EA cancelled a single-player Plants vs. Zombies spin-off to support a Star Wars game, which it also cancelled.

 


A team of about 30 developers at EA Vancouver began working on a Plants vs. Zombies spin-off seven years ago. Popcap's original tower defence game, Plants vs. Zombies: Garden Warfare, had already been successfully transformed into an online shooter in 2014, and apparently EA was open to more new ideas—in this case, a singleplayer action-adventure with Arkham-style combat in which a teenager teams up with plants to fight undead while travelling through time.

According to IGN, this intriguingly strange project was cancelled through no fault of its own so that the developers could be moved to Visceral's singleplayer Star Wars action-adventure, which was also cancelled in 2017.

In 2018, character/world artist Tom Bramall, who went on to work on two more Plants vs. Zombies games, Garden Warfare 2 and Battle for Neighborville, shared concept art for some of the cancelled game's levels . According to IGN, it was codenamed "Project Hot Tub" after the film Hot Tub Time Machine, and would have included levels set in the present day, a pirate island, the wild west, and the far future.

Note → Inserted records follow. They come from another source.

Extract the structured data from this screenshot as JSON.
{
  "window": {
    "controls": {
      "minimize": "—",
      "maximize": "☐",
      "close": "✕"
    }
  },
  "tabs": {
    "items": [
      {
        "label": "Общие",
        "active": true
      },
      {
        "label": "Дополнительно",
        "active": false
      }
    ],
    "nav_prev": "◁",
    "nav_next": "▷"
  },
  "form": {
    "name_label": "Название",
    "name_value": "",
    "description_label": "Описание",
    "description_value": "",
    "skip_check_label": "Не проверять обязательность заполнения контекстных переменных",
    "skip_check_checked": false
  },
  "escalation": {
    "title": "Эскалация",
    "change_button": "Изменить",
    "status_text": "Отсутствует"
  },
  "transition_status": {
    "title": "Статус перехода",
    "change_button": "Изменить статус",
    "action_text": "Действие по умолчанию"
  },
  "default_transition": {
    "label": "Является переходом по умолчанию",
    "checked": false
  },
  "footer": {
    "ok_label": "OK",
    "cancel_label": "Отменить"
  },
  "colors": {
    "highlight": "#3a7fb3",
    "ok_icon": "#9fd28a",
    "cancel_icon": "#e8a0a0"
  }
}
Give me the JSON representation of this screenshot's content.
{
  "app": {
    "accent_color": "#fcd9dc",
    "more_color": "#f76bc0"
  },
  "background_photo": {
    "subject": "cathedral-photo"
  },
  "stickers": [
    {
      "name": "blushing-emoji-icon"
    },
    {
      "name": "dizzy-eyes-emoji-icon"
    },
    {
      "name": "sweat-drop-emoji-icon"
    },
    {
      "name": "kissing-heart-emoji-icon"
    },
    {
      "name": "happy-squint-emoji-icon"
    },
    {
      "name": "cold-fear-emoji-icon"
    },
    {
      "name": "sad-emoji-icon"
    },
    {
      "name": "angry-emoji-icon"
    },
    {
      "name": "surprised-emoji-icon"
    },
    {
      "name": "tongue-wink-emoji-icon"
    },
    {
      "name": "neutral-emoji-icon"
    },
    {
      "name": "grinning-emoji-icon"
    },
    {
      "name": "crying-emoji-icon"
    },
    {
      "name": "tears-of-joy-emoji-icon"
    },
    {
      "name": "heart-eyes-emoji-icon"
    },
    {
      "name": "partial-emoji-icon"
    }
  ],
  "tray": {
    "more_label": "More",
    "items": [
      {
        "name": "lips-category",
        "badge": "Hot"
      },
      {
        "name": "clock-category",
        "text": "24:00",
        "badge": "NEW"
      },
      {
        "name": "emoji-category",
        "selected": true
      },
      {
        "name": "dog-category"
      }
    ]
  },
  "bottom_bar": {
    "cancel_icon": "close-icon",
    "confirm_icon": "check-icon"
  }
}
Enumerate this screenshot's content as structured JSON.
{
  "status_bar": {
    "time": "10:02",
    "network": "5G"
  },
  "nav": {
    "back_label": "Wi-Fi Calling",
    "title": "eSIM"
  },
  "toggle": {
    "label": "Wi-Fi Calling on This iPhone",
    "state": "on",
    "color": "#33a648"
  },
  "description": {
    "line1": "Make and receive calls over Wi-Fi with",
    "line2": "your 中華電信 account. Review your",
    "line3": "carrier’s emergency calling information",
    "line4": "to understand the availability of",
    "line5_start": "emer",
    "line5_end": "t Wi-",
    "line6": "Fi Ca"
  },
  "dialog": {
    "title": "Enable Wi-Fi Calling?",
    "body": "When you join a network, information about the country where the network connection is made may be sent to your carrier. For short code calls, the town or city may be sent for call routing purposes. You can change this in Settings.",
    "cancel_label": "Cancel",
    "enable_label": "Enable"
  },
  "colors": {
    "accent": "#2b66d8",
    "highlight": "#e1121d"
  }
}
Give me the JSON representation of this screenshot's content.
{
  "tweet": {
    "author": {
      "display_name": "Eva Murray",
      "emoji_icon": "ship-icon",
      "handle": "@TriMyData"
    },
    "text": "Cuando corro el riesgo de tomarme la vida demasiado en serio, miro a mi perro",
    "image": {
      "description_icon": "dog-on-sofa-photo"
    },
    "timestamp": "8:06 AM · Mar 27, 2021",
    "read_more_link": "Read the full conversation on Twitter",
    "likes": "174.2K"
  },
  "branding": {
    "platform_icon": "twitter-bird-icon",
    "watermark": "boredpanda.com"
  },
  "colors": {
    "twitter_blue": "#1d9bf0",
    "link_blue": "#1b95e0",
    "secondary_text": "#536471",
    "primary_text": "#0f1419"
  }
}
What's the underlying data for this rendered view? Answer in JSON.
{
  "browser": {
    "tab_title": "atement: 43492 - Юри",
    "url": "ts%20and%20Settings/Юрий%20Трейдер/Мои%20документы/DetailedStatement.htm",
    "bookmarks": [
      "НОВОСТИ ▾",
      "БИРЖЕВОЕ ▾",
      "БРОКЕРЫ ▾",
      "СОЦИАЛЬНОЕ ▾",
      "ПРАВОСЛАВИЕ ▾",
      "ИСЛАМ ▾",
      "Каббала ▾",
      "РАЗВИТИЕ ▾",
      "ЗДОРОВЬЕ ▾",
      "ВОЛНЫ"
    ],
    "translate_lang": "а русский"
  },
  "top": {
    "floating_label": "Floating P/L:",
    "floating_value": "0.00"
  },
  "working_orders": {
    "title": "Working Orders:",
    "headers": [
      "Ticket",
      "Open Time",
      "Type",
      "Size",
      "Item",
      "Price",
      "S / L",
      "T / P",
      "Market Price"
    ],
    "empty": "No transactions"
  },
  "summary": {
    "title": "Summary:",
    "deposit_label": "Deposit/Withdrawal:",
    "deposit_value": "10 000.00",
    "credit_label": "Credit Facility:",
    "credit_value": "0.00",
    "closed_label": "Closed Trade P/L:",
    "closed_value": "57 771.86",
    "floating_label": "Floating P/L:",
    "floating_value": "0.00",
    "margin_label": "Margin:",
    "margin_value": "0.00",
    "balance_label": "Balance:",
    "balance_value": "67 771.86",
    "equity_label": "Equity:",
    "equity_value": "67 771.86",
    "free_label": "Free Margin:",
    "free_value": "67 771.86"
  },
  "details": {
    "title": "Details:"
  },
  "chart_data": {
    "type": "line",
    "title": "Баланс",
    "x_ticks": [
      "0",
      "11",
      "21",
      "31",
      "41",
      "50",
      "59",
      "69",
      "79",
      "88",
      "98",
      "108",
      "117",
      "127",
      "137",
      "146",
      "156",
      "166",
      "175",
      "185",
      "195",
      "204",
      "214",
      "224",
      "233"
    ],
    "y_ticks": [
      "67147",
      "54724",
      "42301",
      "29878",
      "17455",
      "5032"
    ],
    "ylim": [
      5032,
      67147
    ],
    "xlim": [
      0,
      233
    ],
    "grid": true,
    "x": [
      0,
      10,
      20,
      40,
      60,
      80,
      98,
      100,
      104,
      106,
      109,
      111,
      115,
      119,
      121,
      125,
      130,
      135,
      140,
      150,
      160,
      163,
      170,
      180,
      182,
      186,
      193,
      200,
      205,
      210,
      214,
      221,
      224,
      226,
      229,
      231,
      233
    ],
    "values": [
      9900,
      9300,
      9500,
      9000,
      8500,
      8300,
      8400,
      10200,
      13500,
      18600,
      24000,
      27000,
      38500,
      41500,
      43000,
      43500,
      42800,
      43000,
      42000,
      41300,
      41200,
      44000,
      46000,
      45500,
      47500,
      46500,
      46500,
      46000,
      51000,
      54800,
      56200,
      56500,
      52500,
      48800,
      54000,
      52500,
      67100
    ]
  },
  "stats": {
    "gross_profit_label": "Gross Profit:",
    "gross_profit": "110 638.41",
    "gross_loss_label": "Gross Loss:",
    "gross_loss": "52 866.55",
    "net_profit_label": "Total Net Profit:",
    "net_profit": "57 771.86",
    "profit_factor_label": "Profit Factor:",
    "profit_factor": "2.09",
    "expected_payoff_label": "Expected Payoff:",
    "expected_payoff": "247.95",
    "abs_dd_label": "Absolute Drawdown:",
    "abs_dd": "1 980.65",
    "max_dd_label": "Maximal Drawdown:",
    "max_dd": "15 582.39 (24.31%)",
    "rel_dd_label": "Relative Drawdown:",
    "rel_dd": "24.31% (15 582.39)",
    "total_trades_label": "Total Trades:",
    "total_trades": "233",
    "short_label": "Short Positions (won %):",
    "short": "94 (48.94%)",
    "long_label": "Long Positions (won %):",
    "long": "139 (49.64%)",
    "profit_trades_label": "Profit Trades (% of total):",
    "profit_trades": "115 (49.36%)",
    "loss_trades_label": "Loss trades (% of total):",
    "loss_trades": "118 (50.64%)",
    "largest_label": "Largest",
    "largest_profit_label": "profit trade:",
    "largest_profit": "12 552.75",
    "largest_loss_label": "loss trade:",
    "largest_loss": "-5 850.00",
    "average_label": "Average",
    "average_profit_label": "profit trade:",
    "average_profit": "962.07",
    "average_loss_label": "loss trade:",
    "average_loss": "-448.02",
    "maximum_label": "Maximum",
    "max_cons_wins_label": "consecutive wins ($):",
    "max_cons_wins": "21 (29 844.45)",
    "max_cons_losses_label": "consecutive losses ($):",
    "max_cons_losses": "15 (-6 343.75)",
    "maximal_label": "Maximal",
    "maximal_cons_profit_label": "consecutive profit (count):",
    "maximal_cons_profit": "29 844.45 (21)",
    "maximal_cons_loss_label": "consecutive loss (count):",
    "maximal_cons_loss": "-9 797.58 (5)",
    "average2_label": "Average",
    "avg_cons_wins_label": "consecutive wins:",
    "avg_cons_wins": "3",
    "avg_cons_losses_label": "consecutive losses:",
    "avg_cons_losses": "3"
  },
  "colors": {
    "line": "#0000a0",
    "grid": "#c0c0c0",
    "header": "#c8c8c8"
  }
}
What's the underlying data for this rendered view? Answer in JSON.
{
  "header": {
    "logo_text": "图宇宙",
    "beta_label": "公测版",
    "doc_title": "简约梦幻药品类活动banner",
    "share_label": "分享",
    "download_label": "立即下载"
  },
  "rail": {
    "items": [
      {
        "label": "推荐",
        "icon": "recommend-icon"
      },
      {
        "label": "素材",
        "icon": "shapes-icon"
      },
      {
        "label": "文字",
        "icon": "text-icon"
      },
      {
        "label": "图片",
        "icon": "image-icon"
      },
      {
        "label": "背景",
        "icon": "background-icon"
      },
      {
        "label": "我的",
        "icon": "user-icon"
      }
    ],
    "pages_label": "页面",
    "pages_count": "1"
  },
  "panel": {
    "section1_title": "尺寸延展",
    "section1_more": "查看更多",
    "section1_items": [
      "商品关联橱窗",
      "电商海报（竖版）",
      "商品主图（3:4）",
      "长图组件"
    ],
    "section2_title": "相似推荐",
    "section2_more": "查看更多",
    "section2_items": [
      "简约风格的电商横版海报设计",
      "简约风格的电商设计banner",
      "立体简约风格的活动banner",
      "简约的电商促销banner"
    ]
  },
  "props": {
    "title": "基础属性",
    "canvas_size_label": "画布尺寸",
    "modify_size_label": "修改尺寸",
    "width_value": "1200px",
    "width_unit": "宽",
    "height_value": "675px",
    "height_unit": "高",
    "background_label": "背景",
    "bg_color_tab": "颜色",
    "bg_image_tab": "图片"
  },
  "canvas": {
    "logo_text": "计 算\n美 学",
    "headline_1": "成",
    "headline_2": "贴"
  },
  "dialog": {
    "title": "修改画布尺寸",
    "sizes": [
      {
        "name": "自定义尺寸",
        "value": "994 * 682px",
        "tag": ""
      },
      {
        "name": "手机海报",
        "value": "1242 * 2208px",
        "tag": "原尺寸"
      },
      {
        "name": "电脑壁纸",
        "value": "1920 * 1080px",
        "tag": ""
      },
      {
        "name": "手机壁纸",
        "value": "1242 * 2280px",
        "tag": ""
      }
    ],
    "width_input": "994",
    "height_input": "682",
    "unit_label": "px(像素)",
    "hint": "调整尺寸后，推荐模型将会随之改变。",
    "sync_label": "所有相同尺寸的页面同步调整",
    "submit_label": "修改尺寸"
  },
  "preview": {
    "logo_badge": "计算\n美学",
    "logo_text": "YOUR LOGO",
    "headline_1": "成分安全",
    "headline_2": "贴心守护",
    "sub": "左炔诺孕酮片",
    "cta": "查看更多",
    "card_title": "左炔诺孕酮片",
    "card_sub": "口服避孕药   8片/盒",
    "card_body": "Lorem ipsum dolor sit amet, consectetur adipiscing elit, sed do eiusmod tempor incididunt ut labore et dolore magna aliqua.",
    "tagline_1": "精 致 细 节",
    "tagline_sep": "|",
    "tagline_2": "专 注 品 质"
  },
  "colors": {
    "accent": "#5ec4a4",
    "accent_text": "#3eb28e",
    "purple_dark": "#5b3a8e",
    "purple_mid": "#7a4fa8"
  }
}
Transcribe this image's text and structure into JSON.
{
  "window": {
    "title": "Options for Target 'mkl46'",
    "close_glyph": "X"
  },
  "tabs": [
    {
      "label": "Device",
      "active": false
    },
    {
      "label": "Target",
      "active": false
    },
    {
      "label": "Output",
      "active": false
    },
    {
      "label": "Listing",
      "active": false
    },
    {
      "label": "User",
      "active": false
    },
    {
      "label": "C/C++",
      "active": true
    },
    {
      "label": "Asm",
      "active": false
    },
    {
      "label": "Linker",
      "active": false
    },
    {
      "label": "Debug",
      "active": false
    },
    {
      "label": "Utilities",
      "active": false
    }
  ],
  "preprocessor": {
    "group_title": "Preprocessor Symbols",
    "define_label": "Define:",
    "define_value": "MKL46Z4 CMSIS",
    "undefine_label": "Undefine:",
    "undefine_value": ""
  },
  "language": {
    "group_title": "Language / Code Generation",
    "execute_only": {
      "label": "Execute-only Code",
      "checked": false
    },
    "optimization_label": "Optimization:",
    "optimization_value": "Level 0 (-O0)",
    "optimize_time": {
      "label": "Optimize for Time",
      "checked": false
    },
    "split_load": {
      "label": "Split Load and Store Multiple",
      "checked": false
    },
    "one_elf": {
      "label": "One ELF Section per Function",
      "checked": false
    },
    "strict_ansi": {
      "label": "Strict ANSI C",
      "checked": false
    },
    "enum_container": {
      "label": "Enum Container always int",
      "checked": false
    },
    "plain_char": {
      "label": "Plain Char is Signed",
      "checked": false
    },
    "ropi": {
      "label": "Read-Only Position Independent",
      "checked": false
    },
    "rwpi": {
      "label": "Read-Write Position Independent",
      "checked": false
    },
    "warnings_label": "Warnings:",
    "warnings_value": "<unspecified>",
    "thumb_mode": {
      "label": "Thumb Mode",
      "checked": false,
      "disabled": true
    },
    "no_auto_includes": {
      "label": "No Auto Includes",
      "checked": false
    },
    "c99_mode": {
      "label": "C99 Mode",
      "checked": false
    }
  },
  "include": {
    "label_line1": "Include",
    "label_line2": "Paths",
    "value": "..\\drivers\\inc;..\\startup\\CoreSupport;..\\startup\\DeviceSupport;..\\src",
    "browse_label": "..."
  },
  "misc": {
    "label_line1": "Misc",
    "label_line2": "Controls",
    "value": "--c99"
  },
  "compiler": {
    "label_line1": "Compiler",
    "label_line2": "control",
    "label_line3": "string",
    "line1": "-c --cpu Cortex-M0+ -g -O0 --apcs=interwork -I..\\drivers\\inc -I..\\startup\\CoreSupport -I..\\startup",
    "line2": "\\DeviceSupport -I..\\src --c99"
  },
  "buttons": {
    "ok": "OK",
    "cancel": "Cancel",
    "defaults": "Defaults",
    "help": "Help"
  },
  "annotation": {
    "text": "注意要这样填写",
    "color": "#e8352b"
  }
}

The structure of Project Hot Tub appears to be based on that of the Uncharted games. That makes it fitting that the team was transferred to the Star Wars project led by Amy Hennig, which was also planning to use a "open corridor" format. The plot of Project Hot Tub revolves around a teenage boy named Eddie who befriends a Peashooter plant and begins working together after an accident sends them and the zombies invading Neighborville across time. Eddie's abilities would be determined by the plant he was accompanied by, with Peashooter providing a short-range blast as well as glider leaves, Sunflower lighting up dark places, and Chomper providing a heavy melee attack and grappling hook.During several short sections set in the Middle Ages, players would instead control Eddie's sister Tessa, who possessed the ability to rewind time thanks to her own plant friend, Thyme.

Project Hot Tub appears to have had everything going for it, with a 20-minute playable slice, an animated cinematic, and a release date planned for 2017, all as part of a presentation that was well-received by executives who saw it in 2016. The Project Hot Tub team was simply funnelled over to assist because the Star Wars game was a bigger deal and required more resources. When that, too, was cancelled, the team was divided among several other EA projects.

EA's chances of returning to Project Hot Tub appear slim at best. The third Garden Warfare game, Plants vs. Zombies: Battle for Neighborville, was discontinued a year after its release, and mobile game Plants vs. Zombies 3 has bounced in and out of soft-launch in a limited number of territories over the last two years without ever seeing a global release.

Meanwhile, EA's interest in single-player Star Wars action-adventures resulted in Respawn's Jedi: Fallen Order, which was successful enough to warrant a sequel. Star Wars Jedi: Survivor is scheduled for a 2023 release.